Known for his success against the Red Sox, and prolific home run rate over the past few seasons, the catcher/first baseman represents a rarity in this day and age: a middle-of-the-order presence who can work the count with the best of them. In '12, Napoli averaged 4.41 pitches per plate appearance, which would be second only to Adam Dunn and A.J. Ellis (4.43) with the requisite number of plate appearances. For his career, he sits at 4.27 pitches per plate appearance, just shy of the longtime standard-bearer when it came to Red Sox plate discipline, Kevin Youkilis (4.30).
Gomes also typically lives around four pitches per plate appearance, but also manages to supply a much-needed above-average on-base percentage. The outfielder entered the offseason carrying the third-best OBP of any free agent hitter, finishing 2012 at .377.
LIMITING THE THEFTS
Offensively, David Ross fits the mold. He finished '12 at 4.26 pitches per plate appearance, while averaging four over his career. But that isn't his best selling point.
In the past eight seasons, Ross has thrown out 37.5 percent of attempted base-stealers, the second-best percentage in the majors over that time (only trailing Cardinals catcher Yadier Molina). Over that same time, Red Sox catchers have caught just 21.1 percent of would-be base thieves. Since '07, the Red Sox have allowed 806 stolen bases -- 76 more than the next American League team, the Angels, and 482 more than the Cardinals.
"We brought David in to improve our team. Has he had a track record of being able to throw runners out? Yes he has. But he also brings a number of things that we’re looking for,” Farrell said. “He’s got leadership capabilities and qualities that fit well behind the plate in that position. He’s shown over the course of an entire career to be a very good game caller and to get the most out of pitchers on a given night.

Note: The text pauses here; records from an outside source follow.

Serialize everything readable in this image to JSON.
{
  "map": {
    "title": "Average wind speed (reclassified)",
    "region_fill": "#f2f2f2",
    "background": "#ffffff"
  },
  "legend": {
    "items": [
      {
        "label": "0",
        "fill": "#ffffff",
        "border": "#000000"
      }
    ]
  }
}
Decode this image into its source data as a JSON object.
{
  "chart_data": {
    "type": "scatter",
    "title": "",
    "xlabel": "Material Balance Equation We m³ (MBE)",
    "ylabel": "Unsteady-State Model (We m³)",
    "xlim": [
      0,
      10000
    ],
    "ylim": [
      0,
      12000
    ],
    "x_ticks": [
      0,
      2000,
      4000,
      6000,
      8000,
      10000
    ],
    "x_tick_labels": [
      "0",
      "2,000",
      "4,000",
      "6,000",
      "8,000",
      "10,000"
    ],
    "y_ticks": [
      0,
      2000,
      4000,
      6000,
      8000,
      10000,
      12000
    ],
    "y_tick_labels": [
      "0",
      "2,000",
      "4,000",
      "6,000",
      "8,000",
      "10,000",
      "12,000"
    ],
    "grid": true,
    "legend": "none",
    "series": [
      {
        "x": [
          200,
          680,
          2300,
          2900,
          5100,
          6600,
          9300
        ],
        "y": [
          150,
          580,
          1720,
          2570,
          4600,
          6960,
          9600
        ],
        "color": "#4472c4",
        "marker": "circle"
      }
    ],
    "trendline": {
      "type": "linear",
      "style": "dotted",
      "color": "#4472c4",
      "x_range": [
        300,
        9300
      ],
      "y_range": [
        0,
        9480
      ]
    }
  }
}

"But on the bigger picture, in the bigger topic that you raise here, going back the last couple of years here [including with] myself as a pitching coach, we were not very good at controlling the running game. We have to become better at that. That will be a main point of emphasis in spring training, and looking back over the last couple of years, finding ways to do just that. It will be, I’m not going to say a hot spot, but a point of emphasis in spring training. The running game has come back to being employed not just in the AL East but across baseball as home run totals have dropped, the running game has become much more a part of it, and controlling it falls much more on the pitchers and catchers to control it and do the best job capable."
The names might not be big, but the team feels the strides have already been significant, representing important steps down a familiar (and much-needed) path.